Morbid Angel – Kingdoms Disdained

Avis :

Le Death Métal est un genre très exigeant que beaucoup de personnes voient d’un mauvais œil. La faute à des noms de groupes qui laissent peu de place à la finesse, comme Possession, Death, ou encore Obituary. Créé au milieu des années 80, le Death Métal, comme tout genre, possède ses pionniers, comme les trois précités auparavant, mais aussi Morbid Angel. Fondé en 1984 par le guitariste Trey Azagthoth, le groupe va connaître un rapide essor, notamment grâce à des compositions complexes, organiques et qui ne laissent aucune place à des mélodies langoureuses. Morbid Angel, c’est un coup de poing dans le bide, c’est viscéral, ça tabasse fort et c’est ce qui a fait la renommée du groupe. D’ailleurs, plus de trente ans plus tard, ils sont toujours présents, jouant parfois les têtes d’affiche de certains festivals.

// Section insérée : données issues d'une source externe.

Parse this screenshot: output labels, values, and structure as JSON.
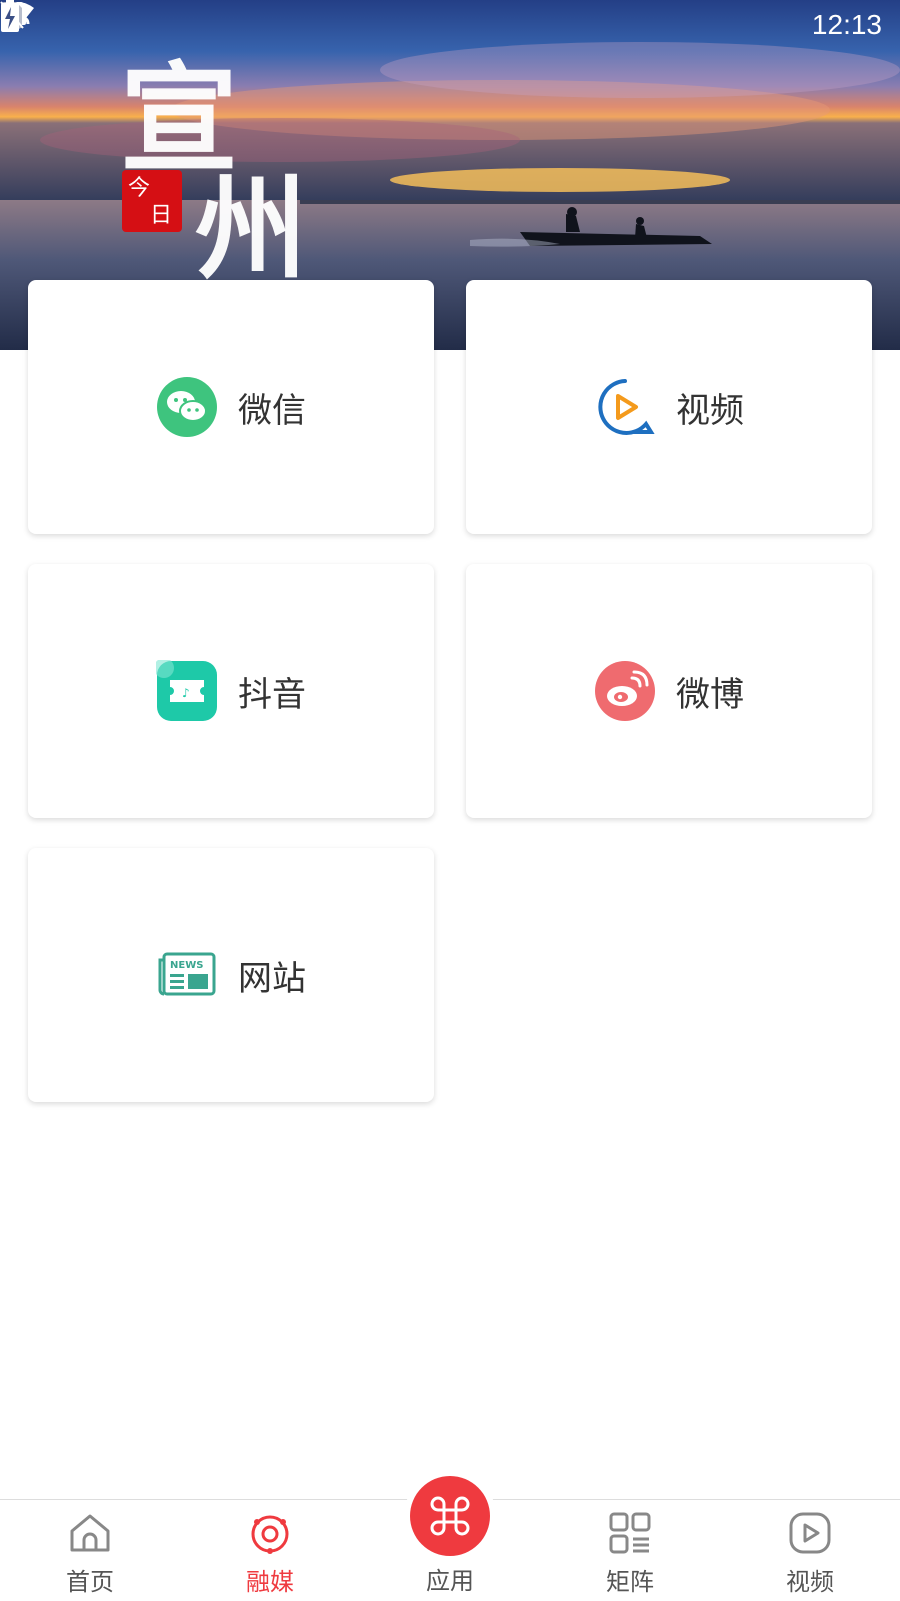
{
  "status_bar": {
    "time": "12:13",
    "icons": [
      "image-icon",
      "bug-icon",
      "text-input-icon",
      "wifi-icon",
      "no-sim-icon",
      "battery-charging-icon"
    ]
  },
  "banner": {
    "logo_text": "宣州",
    "seal_text": "今日"
  },
  "cards": [
    {
      "label": "微信",
      "icon": "wechat-icon",
      "color": "#3ec47e"
    },
    {
      "label": "视频",
      "icon": "video-play-icon",
      "color": "#1e6fc0"
    },
    {
      "label": "抖音",
      "icon": "douyin-icon",
      "color": "#1ec9a8"
    },
    {
      "label": "微博",
      "icon": "weibo-icon",
      "color": "#ef6b6f"
    },
    {
      "label": "网站",
      "icon": "news-icon",
      "color": "#3aa58f"
    }
  ],
  "bottom_nav": {
    "items": [
      {
        "label": "首页",
        "icon": "home-icon"
      },
      {
        "label": "融媒",
        "icon": "media-icon",
        "active": true
      },
      {
        "label": "应用",
        "icon": "apps-icon"
      },
      {
        "label": "矩阵",
        "icon": "matrix-icon"
      },
      {
        "label": "视频",
        "icon": "video-icon"
      }
    ],
    "active_color": "#ef3a3f"
  }
}
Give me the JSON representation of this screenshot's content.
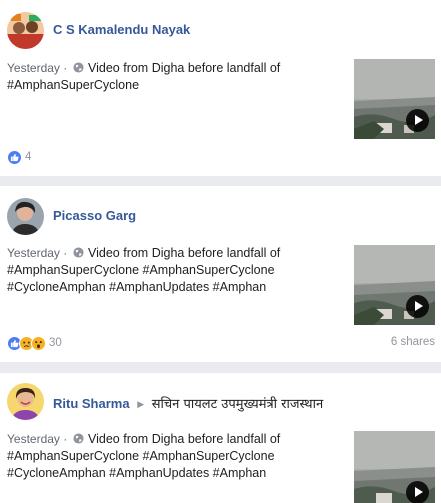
{
  "posts": [
    {
      "author": "C S Kamalendu Nayak",
      "time": "Yesterday",
      "text_lines": [
        "Video from Digha before landfall of",
        "#AmphanSuperCyclone"
      ],
      "reaction_count": "4",
      "reactions": [
        "like-icon"
      ],
      "shares": ""
    },
    {
      "author": "Picasso Garg",
      "time": "Yesterday",
      "text_lines": [
        "Video from Digha before landfall of",
        "#AmphanSuperCyclone #AmphanSuperCyclone",
        "#CycloneAmphan #AmphanUpdates #Amphan"
      ],
      "reaction_count": "30",
      "reactions": [
        "like-icon",
        "sad-icon",
        "wow-icon"
      ],
      "shares": "6 shares"
    },
    {
      "author": "Ritu Sharma",
      "page": "सचिन पायलट उपमुख्यमंत्री राजस्थान",
      "time": "Yesterday",
      "text_lines": [
        "Video from Digha before landfall of",
        "#AmphanSuperCyclone #AmphanSuperCyclone",
        "#CycloneAmphan #AmphanUpdates #Amphan"
      ]
    }
  ],
  "icons": {
    "globe": "globe-icon",
    "play": "play-icon",
    "arrow": "arrow-right-icon"
  },
  "colors": {
    "author": "#365899",
    "like": "#4c7ef3",
    "sad": "#f7b125",
    "meta": "#616770",
    "page_bg": "#e9ebee"
  }
}
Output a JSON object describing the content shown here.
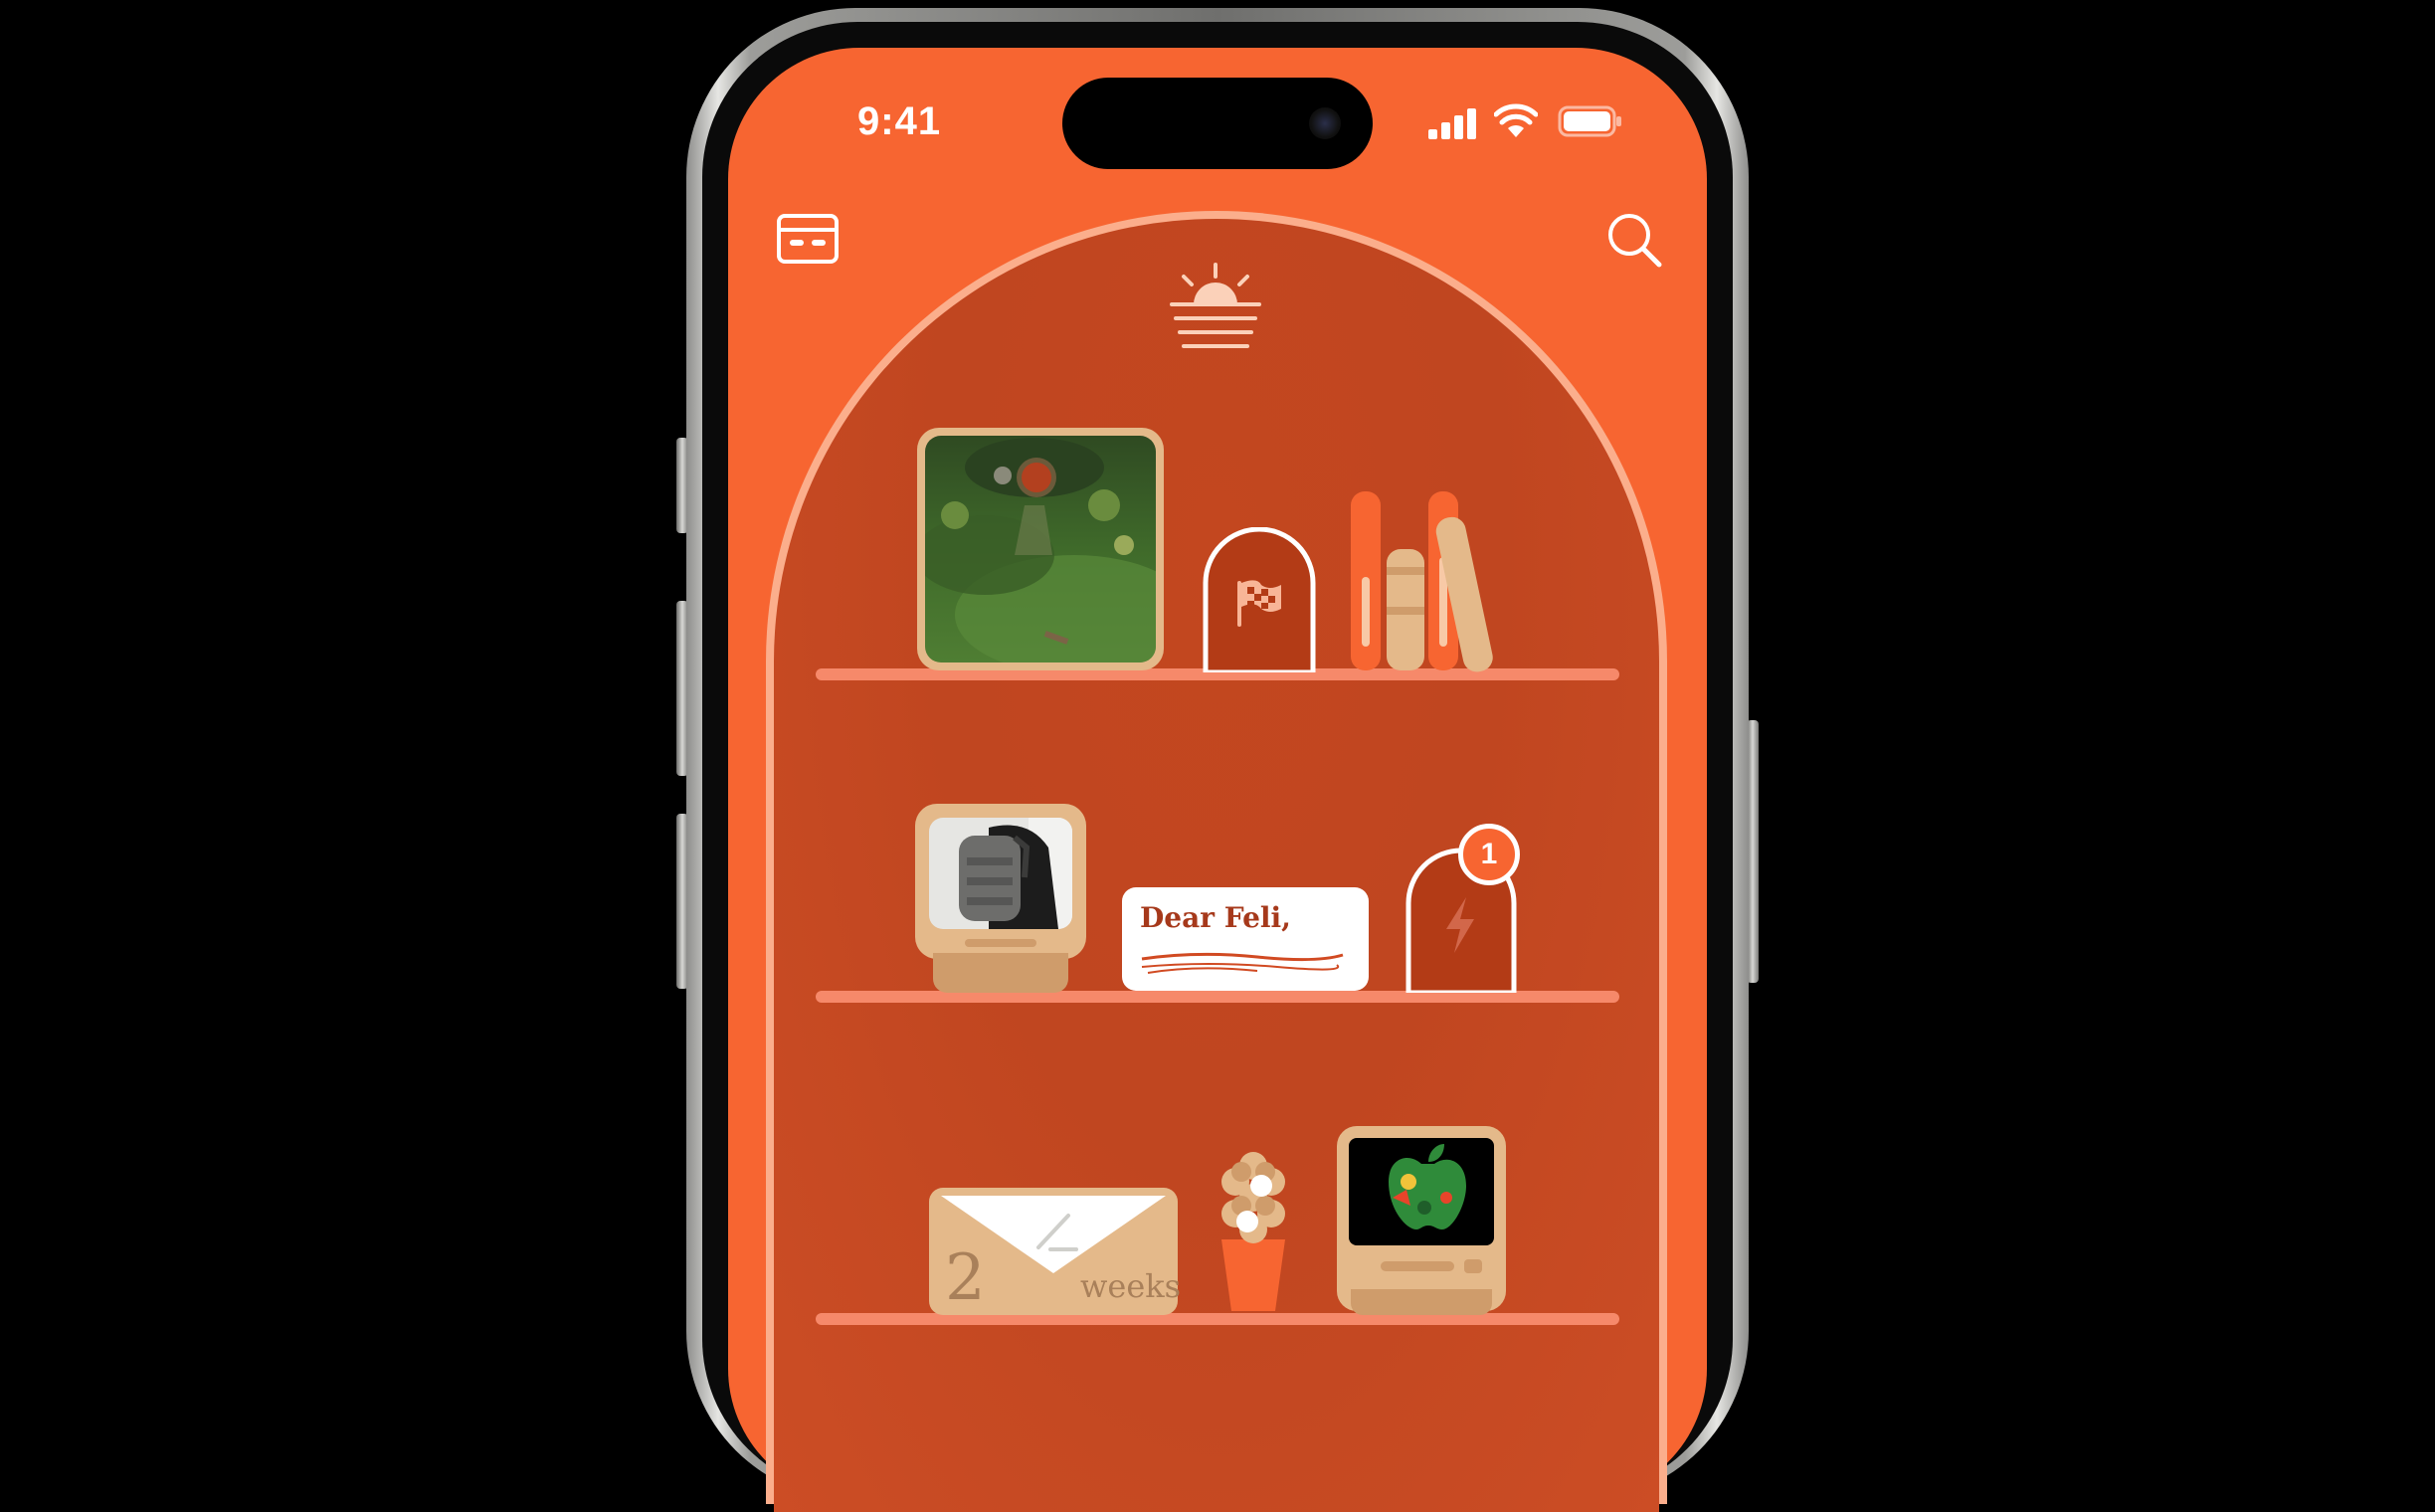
{
  "status_bar": {
    "time": "9:41",
    "signal_icon": "cellular-signal-icon",
    "wifi_icon": "wifi-icon",
    "battery_icon": "battery-icon"
  },
  "toolbar": {
    "left_icon": "id-card-icon",
    "right_icon": "search-icon",
    "header_icon": "sunrise-icon"
  },
  "shelf_items": {
    "note": {
      "text": "Dear Feli,"
    },
    "badge": {
      "count": "1"
    },
    "countdown": {
      "number": "2",
      "unit": "weeks"
    }
  },
  "colors": {
    "screen_bg": "#f76531",
    "arch_bg": "#c04620",
    "arch_border": "#fbae8c",
    "shelf": "#f6896a",
    "tan": "#e4b98a",
    "accent_red": "#b33b16"
  }
}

Sauf que comme chaque formation, Morbid Angel a connu des hauts et des bas, et l’avant-dernier album, Illud Divinum Insanus, s’est fait littéralement démonté par les critiques et les fans de la première heure. Pourquoi ? Parce que le groupe a expérimenté un nouveau genre, mélangeant allègrement au Death des passages un peu plus Industriel. C’est donc avec crainte que les fans attendaient le dernier opus, Kingdoms Disdained. Qu’ils se rassurent, le groupe renoue avec ses racines, quitte à laisser de côté la mélodie pour fournir un opus bourrin à souhait, et parfois un poil trop lourd.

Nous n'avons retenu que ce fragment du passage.